The current issue of PLoS Genetics has an interesting article on the distribution of fitness effects (DFE) among new amino acid changing (nonsynonymous) mutations.
Adam R. Boyko et al. Assessing the evolutionary impact of amino acid mutations in the human genome. PLoS Genet 4(5): e1000083. May 2008.
Call me old-fashioned, but I’m still impressed by strong datasets. The authors of this study resequenced the exons of 11,404 protein-coding genes in 35 individuals (20 EUA, 15 AFA), which provided a uniform ascertainment and frequency estimate for some 47,576 coding SNPs. The paper itself is very statistical in nature, with various “selection models” applied to determine the demographic and selective effects on amino acid variation in the human genome. Let me admit that I understand only the fundamentals of such things. While the authors only look at nonsynonymous and synonymous variants, they’ve done a lot of work to comprehensively investigate evolutionary models with their data. Let me hit you with the highlights:
- They investigated the unfolded nonsynonymous site frequency spectra using 13 different selection models, including some complex two-parameter and three-parameter models.
- The authors inferred a similar mean selection coefficient (-0.030) for newly arising mutations in European Americans as in African Americans, despite complications of demographic history (admixture) in both groups.
- Various manipulations of the data showed that two major potential confounding factors, SNP ascertainment bias and weak selection at presumably-neutral sites, had little influence on the inferences from their data set.
- The authors estimate that 10-20% of amino acid divergence between chimps and humans is due to positive selection. This figure holds in both African and European derived samples.
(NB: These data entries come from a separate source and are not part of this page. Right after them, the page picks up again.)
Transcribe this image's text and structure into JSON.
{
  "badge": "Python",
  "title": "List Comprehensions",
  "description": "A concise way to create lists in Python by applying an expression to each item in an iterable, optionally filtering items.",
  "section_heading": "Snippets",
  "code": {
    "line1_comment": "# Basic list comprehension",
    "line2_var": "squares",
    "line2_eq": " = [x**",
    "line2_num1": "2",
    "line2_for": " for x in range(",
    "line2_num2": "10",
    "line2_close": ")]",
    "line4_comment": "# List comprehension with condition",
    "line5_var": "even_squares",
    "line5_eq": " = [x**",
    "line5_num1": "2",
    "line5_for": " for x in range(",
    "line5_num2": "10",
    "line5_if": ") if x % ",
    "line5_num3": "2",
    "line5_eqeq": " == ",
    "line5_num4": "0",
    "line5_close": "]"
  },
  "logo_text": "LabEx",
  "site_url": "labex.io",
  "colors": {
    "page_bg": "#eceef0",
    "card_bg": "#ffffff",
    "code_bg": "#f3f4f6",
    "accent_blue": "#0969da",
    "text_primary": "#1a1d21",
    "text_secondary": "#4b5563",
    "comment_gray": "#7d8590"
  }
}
- According to best-fit models, 27-29% of nonsynonymous changes are neutral, 30-42% are modestly deleterious, and the remainder highly deleterious. Due to the strength of purifying selection, however, deleterious mutations make up <1% of common segregating SNPs (MAF >= 0.05) in human populations.
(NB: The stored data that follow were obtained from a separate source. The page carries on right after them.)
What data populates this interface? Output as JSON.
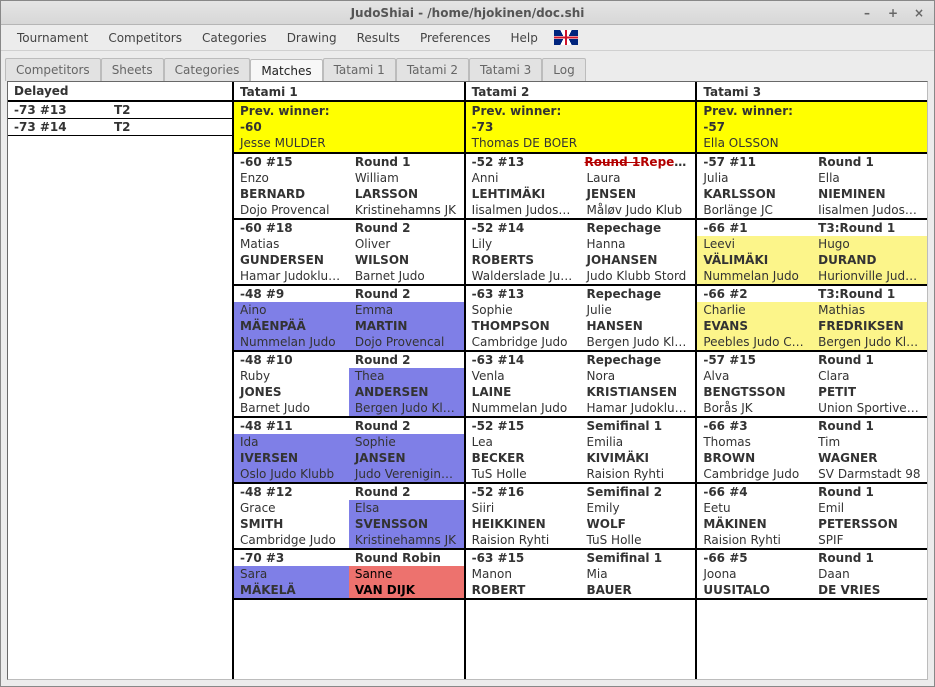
{
  "window": {
    "title": "JudoShiai - /home/hjokinen/doc.shi"
  },
  "menu": {
    "items": [
      "Tournament",
      "Competitors",
      "Categories",
      "Drawing",
      "Results",
      "Preferences",
      "Help"
    ]
  },
  "tabs": {
    "items": [
      "Competitors",
      "Sheets",
      "Categories",
      "Matches",
      "Tatami 1",
      "Tatami 2",
      "Tatami 3",
      "Log"
    ],
    "active": "Matches"
  },
  "delayed": {
    "header": "Delayed",
    "rows": [
      {
        "cat": "-73 #13",
        "tatami": "T2"
      },
      {
        "cat": "-73 #14",
        "tatami": "T2"
      }
    ]
  },
  "tatamis": [
    {
      "title": "Tatami 1",
      "prev": {
        "label": "Prev. winner:",
        "cat": "-60",
        "name": "Jesse MULDER"
      },
      "matches": [
        {
          "header": "-60 #15",
          "round": "Round 1",
          "leftBg": "white",
          "rightBg": "white",
          "l_first": "Enzo",
          "l_last": "BERNARD",
          "l_club": "Dojo Provencal",
          "r_first": "William",
          "r_last": "LARSSON",
          "r_club": "Kristinehamns JK"
        },
        {
          "header": "-60 #18",
          "round": "Round 2",
          "leftBg": "white",
          "rightBg": "white",
          "l_first": "Matias",
          "l_last": "GUNDERSEN",
          "l_club": "Hamar Judoklubb",
          "r_first": "Oliver",
          "r_last": "WILSON",
          "r_club": "Barnet Judo"
        },
        {
          "header": "-48 #9",
          "round": "Round 2",
          "leftBg": "blue",
          "rightBg": "blue",
          "l_first": "Aino",
          "l_last": "MÄENPÄÄ",
          "l_club": "Nummelan Judo",
          "r_first": "Emma",
          "r_last": "MARTIN",
          "r_club": "Dojo Provencal"
        },
        {
          "header": "-48 #10",
          "round": "Round 2",
          "leftBg": "white",
          "rightBg": "blue",
          "l_first": "Ruby",
          "l_last": "JONES",
          "l_club": "Barnet Judo",
          "r_first": "Thea",
          "r_last": "ANDERSEN",
          "r_club": "Bergen Judo Klubb"
        },
        {
          "header": "-48 #11",
          "round": "Round 2",
          "leftBg": "blue",
          "rightBg": "blue",
          "l_first": "Ida",
          "l_last": "IVERSEN",
          "l_club": "Oslo Judo Klubb",
          "r_first": "Sophie",
          "r_last": "JANSEN",
          "r_club": "Judo Vereniging M"
        },
        {
          "header": "-48 #12",
          "round": "Round 2",
          "leftBg": "white",
          "rightBg": "blue",
          "l_first": "Grace",
          "l_last": "SMITH",
          "l_club": "Cambridge Judo",
          "r_first": "Elsa",
          "r_last": "SVENSSON",
          "r_club": "Kristinehamns JK"
        },
        {
          "header": "-70 #3",
          "round": "Round Robin",
          "leftBg": "blue",
          "rightBg": "red",
          "l_first": "Sara",
          "l_last": "MÄKELÄ",
          "l_club": "",
          "r_first": "Sanne",
          "r_last": "VAN DIJK",
          "r_club": ""
        }
      ]
    },
    {
      "title": "Tatami 2",
      "prev": {
        "label": "Prev. winner:",
        "cat": "-73",
        "name": "Thomas DE BOER"
      },
      "matches": [
        {
          "header": "-52 #13",
          "round": "Repechage",
          "roundMark": "strike",
          "leftBg": "white",
          "rightBg": "white",
          "l_first": "Anni",
          "l_last": "LEHTIMÄKI",
          "l_club": "Iisalmen Judoseura",
          "r_first": "Laura",
          "r_last": "JENSEN",
          "r_club": "Måløv Judo Klub"
        },
        {
          "header": "-52 #14",
          "round": "Repechage",
          "leftBg": "white",
          "rightBg": "white",
          "l_first": "Lily",
          "l_last": "ROBERTS",
          "l_club": "Walderslade Judo",
          "r_first": "Hanna",
          "r_last": "JOHANSEN",
          "r_club": "Judo Klubb Stord"
        },
        {
          "header": "-63 #13",
          "round": "Repechage",
          "leftBg": "white",
          "rightBg": "white",
          "l_first": "Sophie",
          "l_last": "THOMPSON",
          "l_club": "Cambridge Judo",
          "r_first": "Julie",
          "r_last": "HANSEN",
          "r_club": "Bergen Judo Klubb"
        },
        {
          "header": "-63 #14",
          "round": "Repechage",
          "leftBg": "white",
          "rightBg": "white",
          "l_first": "Venla",
          "l_last": "LAINE",
          "l_club": "Nummelan Judo",
          "r_first": "Nora",
          "r_last": "KRISTIANSEN",
          "r_club": "Hamar Judoklubb"
        },
        {
          "header": "-52 #15",
          "round": "Semifinal 1",
          "leftBg": "white",
          "rightBg": "white",
          "l_first": "Lea",
          "l_last": "BECKER",
          "l_club": "TuS Holle",
          "r_first": "Emilia",
          "r_last": "KIVIMÄKI",
          "r_club": "Raision Ryhti"
        },
        {
          "header": "-52 #16",
          "round": "Semifinal 2",
          "leftBg": "white",
          "rightBg": "white",
          "l_first": "Siiri",
          "l_last": "HEIKKINEN",
          "l_club": "Raision Ryhti",
          "r_first": "Emily",
          "r_last": "WOLF",
          "r_club": "TuS Holle"
        },
        {
          "header": "-63 #15",
          "round": "Semifinal 1",
          "leftBg": "white",
          "rightBg": "white",
          "l_first": "Manon",
          "l_last": "ROBERT",
          "l_club": "",
          "r_first": "Mia",
          "r_last": "BAUER",
          "r_club": ""
        }
      ]
    },
    {
      "title": "Tatami 3",
      "prev": {
        "label": "Prev. winner:",
        "cat": "-57",
        "name": "Ella OLSSON"
      },
      "matches": [
        {
          "header": "-57 #11",
          "round": "Round 1",
          "leftBg": "white",
          "rightBg": "white",
          "l_first": "Julia",
          "l_last": "KARLSSON",
          "l_club": "Borlänge JC",
          "r_first": "Ella",
          "r_last": "NIEMINEN",
          "r_club": "Iisalmen Judoseura"
        },
        {
          "header": "-66 #1",
          "round": "T3:Round 1",
          "leftBg": "yellow",
          "rightBg": "yellow",
          "l_first": "Leevi",
          "l_last": "VÄLIMÄKI",
          "l_club": "Nummelan Judo",
          "r_first": "Hugo",
          "r_last": "DURAND",
          "r_club": "Hurionville Judo Cl"
        },
        {
          "header": "-66 #2",
          "round": "T3:Round 1",
          "leftBg": "yellow",
          "rightBg": "yellow",
          "l_first": "Charlie",
          "l_last": "EVANS",
          "l_club": "Peebles Judo Club",
          "r_first": "Mathias",
          "r_last": "FREDRIKSEN",
          "r_club": "Bergen Judo Klubb"
        },
        {
          "header": "-57 #15",
          "round": "Round 1",
          "leftBg": "white",
          "rightBg": "white",
          "l_first": "Alva",
          "l_last": "BENGTSSON",
          "l_club": "Borås JK",
          "r_first": "Clara",
          "r_last": "PETIT",
          "r_club": "Union Sportive Bo"
        },
        {
          "header": "-66 #3",
          "round": "Round 1",
          "leftBg": "white",
          "rightBg": "white",
          "l_first": "Thomas",
          "l_last": "BROWN",
          "l_club": "Cambridge Judo",
          "r_first": "Tim",
          "r_last": "WAGNER",
          "r_club": "SV Darmstadt 98"
        },
        {
          "header": "-66 #4",
          "round": "Round 1",
          "leftBg": "white",
          "rightBg": "white",
          "l_first": "Eetu",
          "l_last": "MÄKINEN",
          "l_club": "Raision Ryhti",
          "r_first": "Emil",
          "r_last": "PETERSSON",
          "r_club": "SPIF"
        },
        {
          "header": "-66 #5",
          "round": "Round 1",
          "leftBg": "white",
          "rightBg": "white",
          "l_first": "Joona",
          "l_last": "UUSITALO",
          "l_club": "",
          "r_first": "Daan",
          "r_last": "DE VRIES",
          "r_club": ""
        }
      ]
    }
  ]
}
It follows from the last point above that the vast majority of common human genetic variation, i.e. SNPs with derived allele frequencies of at least 5%, is neutral or nearly neutral with respect to fitness. If this is true, then there are important implications for genetic association studies, which often rely on surveys of common genetic variation in the human genome. Such studies may miss the rare, highly deleterious mutations that are both evolutionarily and medically relevant.
The authors conclude that “re-sequencing in large samples of phenotypically extreme individuals, on the other hand, is much more likely to discover rare, large-effect mutations that are predicted… to be deleterious.” As a HapMap consortium member I’m not sure that I agree outright, but as an employee of the WashU Genome Sequencing Center, I have to say, resequencing is not a bad way to go.